Hey @reidbaker, while I (and many other people) agree that the documentation can be improved, I really think your tone is innapropriate (UPPERCASE IS A BIT AGRESSIVE FOR THE READER DON'T YOU THINK SO ?).
As mentioned above, Allegorithmic has a really reactive customer support and make everything possible to fix any issue/bug/questions. I don't even know if we can call this a "customer support", as you are speaking directly with the developers most of the time. I have been working in the industry for a while right now, and they are number one for me on this domain.
So once again, "yes" they can improve the documentation (even if all the SD4 documentation remains true), but I wouldn't exchange the actual awesome relationship they build with their user base, against the best documentation in the world.
I am sure we will soon have both :-)
I don't disagree with the tone being aggressive and perhaps misplaced. The UE4 stuff was pretty much the tipping point in my frustration with documentation and information being out of sync since it costs a bunch of time as a user trying to find how to be properly on boarded and not having confidence in the time being spent usefully. I don't think the product itself is the issue; sure there are bugs, but it's hard to tell what's going on when things are out of sync with the information available and there's very little branded with the latest versions.
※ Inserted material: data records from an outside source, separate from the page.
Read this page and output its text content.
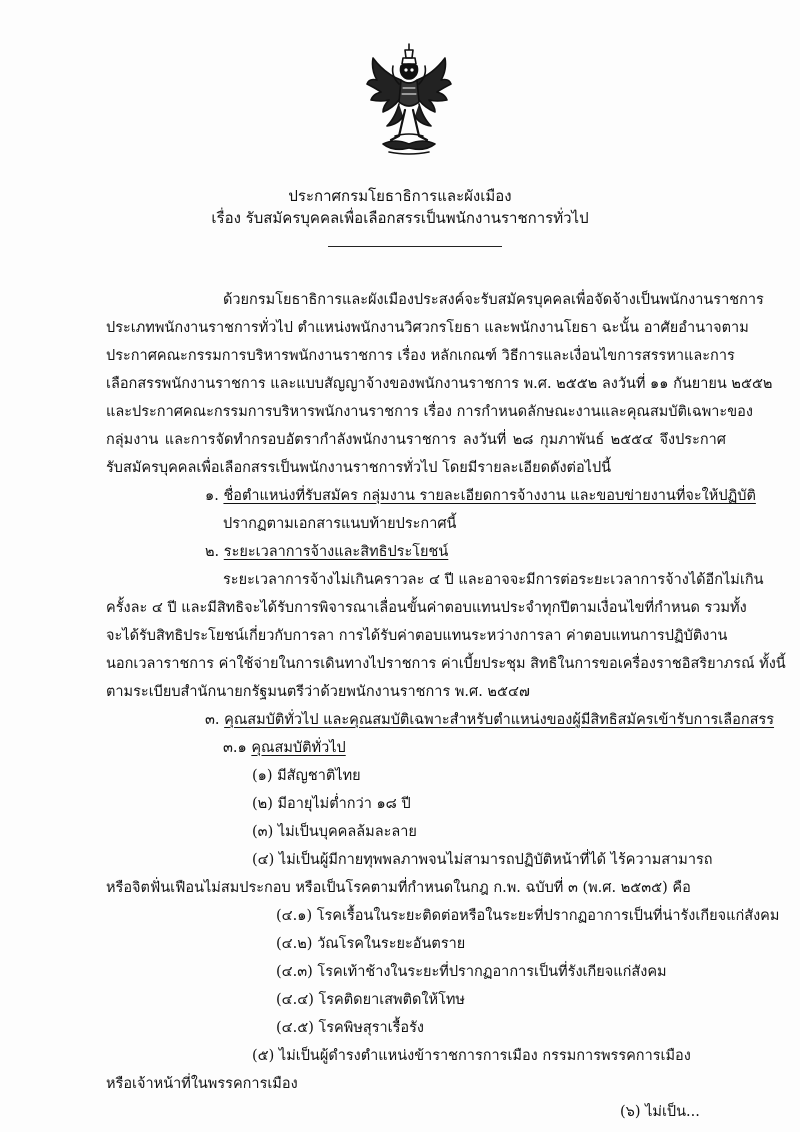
ประกาศกรมโยธาธิการและผังเมือง
เรื่อง รับสมัครบุคคลเพื่อเลือกสรรเป็นพนักงานราชการทั่วไป
ด้วยกรมโยธาธิการและผังเมืองประสงค์จะรับสมัครบุคคลเพื่อจัดจ้างเป็นพนักงานราชการ
ประเภทพนักงานราชการทั่วไป ตำแหน่งพนักงานวิศวกรโยธา และพนักงานโยธา ฉะนั้น อาศัยอำนาจตาม
ประกาศคณะกรรมการบริหารพนักงานราชการ เรื่อง หลักเกณฑ์ วิธีการและเงื่อนไขการสรรหาและการ
เลือกสรรพนักงานราชการ และแบบสัญญาจ้างของพนักงานราชการ พ.ศ. ๒๕๕๒ ลงวันที่ ๑๑ กันยายน ๒๕๕๒
และประกาศคณะกรรมการบริหารพนักงานราชการ เรื่อง การกำหนดลักษณะงานและคุณสมบัติเฉพาะของ
กลุ่มงาน และการจัดทำกรอบอัตรากำลังพนักงานราชการ ลงวันที่ ๒๘ กุมภาพันธ์ ๒๕๕๔ จึงประกาศ
รับสมัครบุคคลเพื่อเลือกสรรเป็นพนักงานราชการทั่วไป โดยมีรายละเอียดดังต่อไปนี้
๑. ชื่อตำแหน่งที่รับสมัคร กลุ่มงาน รายละเอียดการจ้างงาน และขอบข่ายงานที่จะให้ปฏิบัติ
ปรากฏตามเอกสารแนบท้ายประกาศนี้
๒. ระยะเวลาการจ้างและสิทธิประโยชน์
ระยะเวลาการจ้างไม่เกินคราวละ ๔ ปี และอาจจะมีการต่อระยะเวลาการจ้างได้อีกไม่เกิน
ครั้งละ ๔ ปี และมีสิทธิจะได้รับการพิจารณาเลื่อนขั้นค่าตอบแทนประจำทุกปีตามเงื่อนไขที่กำหนด รวมทั้ง
จะได้รับสิทธิประโยชน์เกี่ยวกับการลา การได้รับค่าตอบแทนระหว่างการลา ค่าตอบแทนการปฏิบัติงาน
นอกเวลาราชการ ค่าใช้จ่ายในการเดินทางไปราชการ ค่าเบี้ยประชุม สิทธิในการขอเครื่องราชอิสริยาภรณ์ ทั้งนี้
ตามระเบียบสำนักนายกรัฐมนตรีว่าด้วยพนักงานราชการ พ.ศ. ๒๕๔๗
๓. คุณสมบัติทั่วไป และคุณสมบัติเฉพาะสำหรับตำแหน่งของผู้มีสิทธิสมัครเข้ารับการเลือกสรร
๓.๑ คุณสมบัติทั่วไป
(๑) มีสัญชาติไทย
(๒) มีอายุไม่ต่ำกว่า ๑๘ ปี
(๓) ไม่เป็นบุคคลล้มละลาย
(๔) ไม่เป็นผู้มีกายทุพพลภาพจนไม่สามารถปฏิบัติหน้าที่ได้ ไร้ความสามารถ
หรือจิตฟั่นเฟือนไม่สมประกอบ หรือเป็นโรคตามที่กำหนดในกฎ ก.พ. ฉบับที่ ๓ (พ.ศ. ๒๕๓๕) คือ
(๔.๑) โรคเรื้อนในระยะติดต่อหรือในระยะที่ปรากฏอาการเป็นที่น่ารังเกียจแก่สังคม
(๔.๒) วัณโรคในระยะอันตราย
(๔.๓) โรคเท้าช้างในระยะที่ปรากฏอาการเป็นที่รังเกียจแก่สังคม
(๔.๔) โรคติดยาเสพติดให้โทษ
(๔.๕) โรคพิษสุราเรื้อรัง
(๕) ไม่เป็นผู้ดำรงตำแหน่งข้าราชการการเมือง กรรมการพรรคการเมือง
หรือเจ้าหน้าที่ในพรรคการเมือง
(๖) ไม่เป็น...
It's inaccurate to suggest tutorials and existing documentation haven't changed for the existing toolsets, because it's not 100% - and it's the few things that are inconsistent that can devour time trying to resolve.
Fact remains, they should have already had the information more organized before releasing. I love what Allegorithmic is doing, but with trying to introduce such a beastly and powerful new workflow, on boarding is one of the single most critical components to releasing the software. More hand-holding is better than less in this case - and that applies to new releases.